"Katastrofa Jaka-42 jak Tu-154 pod Smoleńskiem"
"Wtedy pilot ślepo wykonywał rozkazy zwierzchników zamiast kierować się instrukcjami. Mam nieodparte wrażenie, że także tym razem działo się coś podobnego: pilotów poganiano z ziemi; byli podenerwowani" - oświadczył wojskowy pilot, zastrzegając sobie anonimowość.
Według rozmówcy tej wielkonakładowej gazety, "pilotów Jaka-42 ostrzegano, że nie może być żadnej zwłoki" ze startem z uwagi na III Światowe Forum Polityczne, które nazajutrz rozpoczynało się w Jarosławiu. "Spodziewano się wielu wysokich rangą gości.

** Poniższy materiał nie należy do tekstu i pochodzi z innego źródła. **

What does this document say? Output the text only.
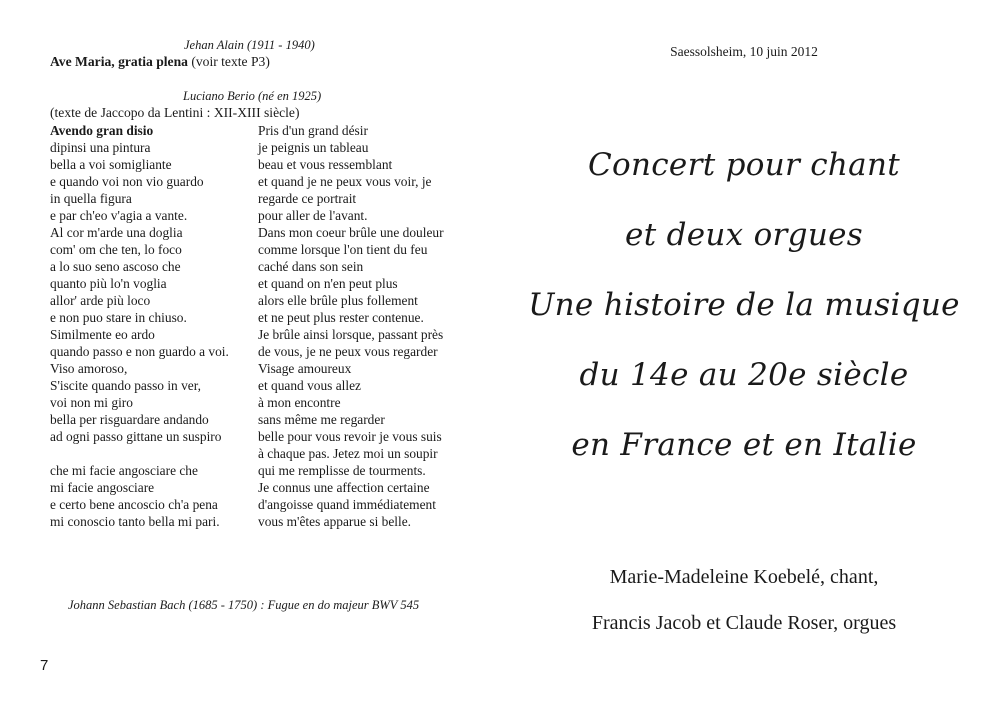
Jehan Alain (1911 - 1940)
Ave Maria, gratia plena (voir texte P3)
Luciano Berio (né en 1925)
(texte de Jaccopo da Lentini : XII-XIII siècle)
Avendo gran disio
dipinsi una pintura
bella a voi somigliante
e quando voi non vio guardo
in quella figura
e par ch'eo v'agia a vante.
Al cor m'arde una doglia
com' om che ten, lo foco
a lo suo seno ascoso che
quanto più lo'n voglia
allor' arde più loco
e non puo stare in chiuso.
Similmente eo ardo
quando passo e non guardo a voi.
Viso amoroso,
S'iscite quando passo in ver,
voi non mi giro
bella per risguardare andando
ad ogni passo gittane un suspiro
che mi facie angosciare che
mi facie angosciare
e certo bene ancoscio ch'a pena
mi conoscio tanto bella mi pari.
Pris d'un grand désir
je peignis un tableau
beau et vous ressemblant
et quand je ne peux vous voir, je
regarde ce portrait
pour aller de l'avant.
Dans mon coeur brûle une douleur
comme lorsque l'on tient du feu
caché dans son sein
et quand on n'en peut plus
alors elle brûle plus follement
et ne peut plus rester contenue.
Je brûle ainsi lorsque, passant près
de vous, je ne peux vous regarder
Visage amoureux
et quand vous allez
à mon encontre
sans même me regarder
belle pour vous revoir je vous suis
à chaque pas. Jetez moi un soupir
qui me remplisse de tourments.
Je connus une affection certaine
d'angoisse quand immédiatement
vous m'êtes apparue si belle.
Johann Sebastian Bach (1685 - 1750) : Fugue en do majeur BWV 545
7
Saessolsheim, 10 juin 2012
Concert pour chant
et deux orgues
Une histoire de la musique
du 14e au 20e siècle
en France et en Italie
Marie-Madeleine Koebelé, chant,
Francis Jacob et Claude Roser, orgues
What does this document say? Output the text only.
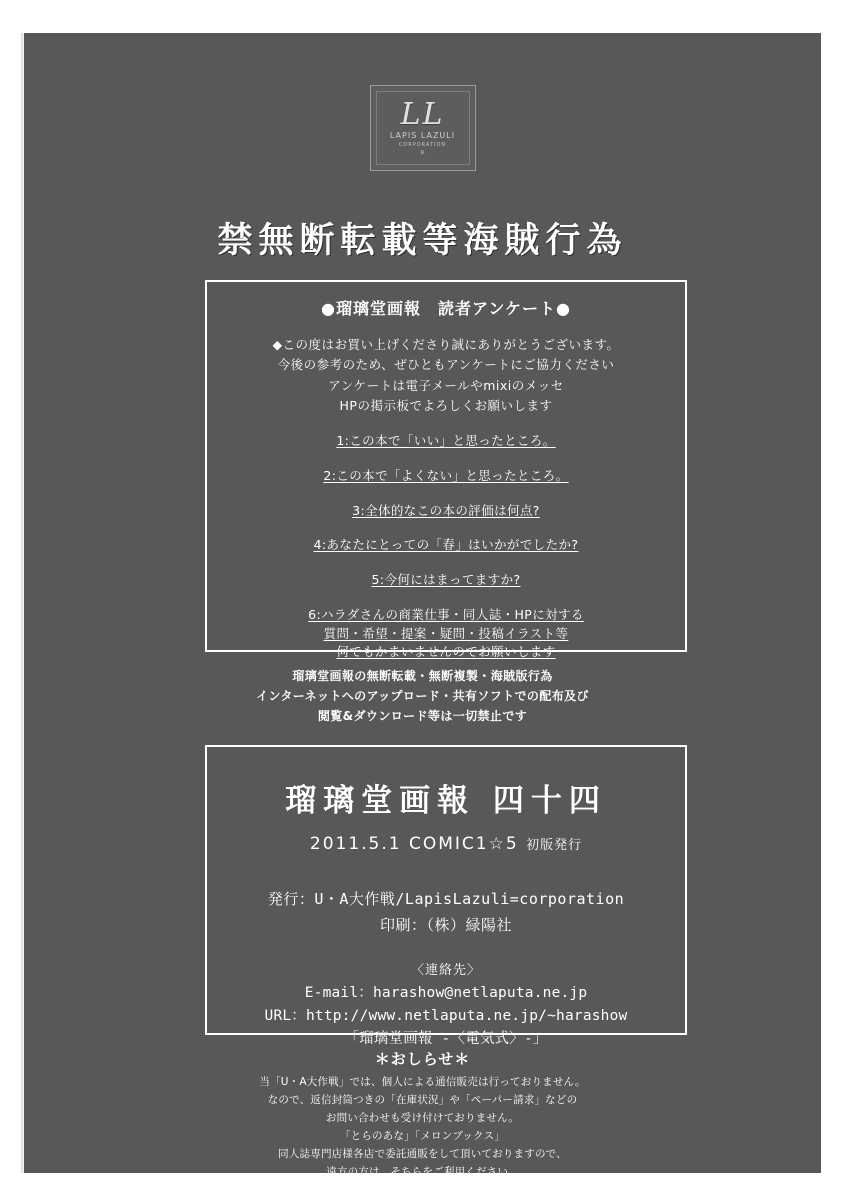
LL
LAPIS LAZULI
CORPORATION
R
禁無断転載等海賊行為
●瑠璃堂画報　読者アンケート●
◆この度はお買い上げくださり誠にありがとうございます。
今後の参考のため、ぜひともアンケートにご協力ください
アンケートは電子メールやmixiのメッセ
HPの掲示板でよろしくお願いします
1:この本で「いい」と思ったところ。
2:この本で「よくない」と思ったところ。
3:全体的なこの本の評価は何点?
4:あなたにとっての「春」はいかがでしたか?
5:今何にはまってますか?
6:ハラダさんの商業仕事・同人誌・HPに対する
質問・希望・提案・疑問・投稿イラスト等
何でもかまいませんのでお願いします
瑠璃堂画報の無断転載・無断複製・海賊版行為
インターネットへのアップロード・共有ソフトでの配布及び
閲覧&ダウンロード等は一切禁止です
瑠璃堂画報 四十四
2011.5.1 COMIC1☆5 初版発行
発行：U・A大作戦/LapisLazuli=corporation
印刷：（株）緑陽社
〈連絡先〉
E-mail：harashow@netlaputa.ne.jp
URL：http://www.netlaputa.ne.jp/~harashow
「瑠璃堂画報 -〈電気式〉-」
＊おしらせ＊
当「U・A大作戦」では、個人による通信販売は行っておりません。
なので、返信封筒つきの「在庫状況」や「ペーパー請求」などの
お問い合わせも受け付けておりません。
「とらのあな」「メロンブックス」
同人誌専門店様各店で委託通販をして頂いておりますので、
遠方の方は、そちらをご利用ください。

Trzeba było jak najszybciej zwolnić pas startowy" - powiedział. "Gdy samolot rozpoczął rozbieg, jego doświadczony dowódca musiał zrozumieć, że pojawiły się problemy. Zgodnie z instrukcją, powinien był przerwać rozbieg i zawrócić na ścieżkę kołowania. Stanął wobec wyboru: albo ostro hamować z dużym prawdopodobieństwem kapotowania, co na kilka godzin sparaliżowałoby pracę lotniska, na które zmierzały maszyny z gośćmi politycznego forum, albo zaryzykować" - zauważył wojskowy pilot.
Rozmówca "Komsomolskiej Prawdy" podkreśli, że wybranie przez kapitana Jaka-42 pierwszego wariantu oznaczałoby "krzyżyk na karierze". "W najlepszym wypadku mógłby zostać ochroniarzem" - powiedział i dodał, że "pilot znów dokonał wyboru między karierą i życiem".
Do wypadku doszło o godz. 16.05 czasu moskiewskiego (14.05 czasu polskiego). Jak-42 spadł wkrótce po starcie z lotniska Tunoszna, około 2 km od Jarosławia. Samolot nie zdołał nabrać wysokości, zawadził o antenę lotniskowej radiolatarni, rozpadł się na kilka części i runął na ziemię. Część kadłuba wpadła do Wołgi. Za przyczynę katastrofy wstępnie uznano niesprawność techniczną Jaka-42 i "czynnik ludzki", tj. błąd załogi lub niedociągnięcia ze strony służb naziemnych.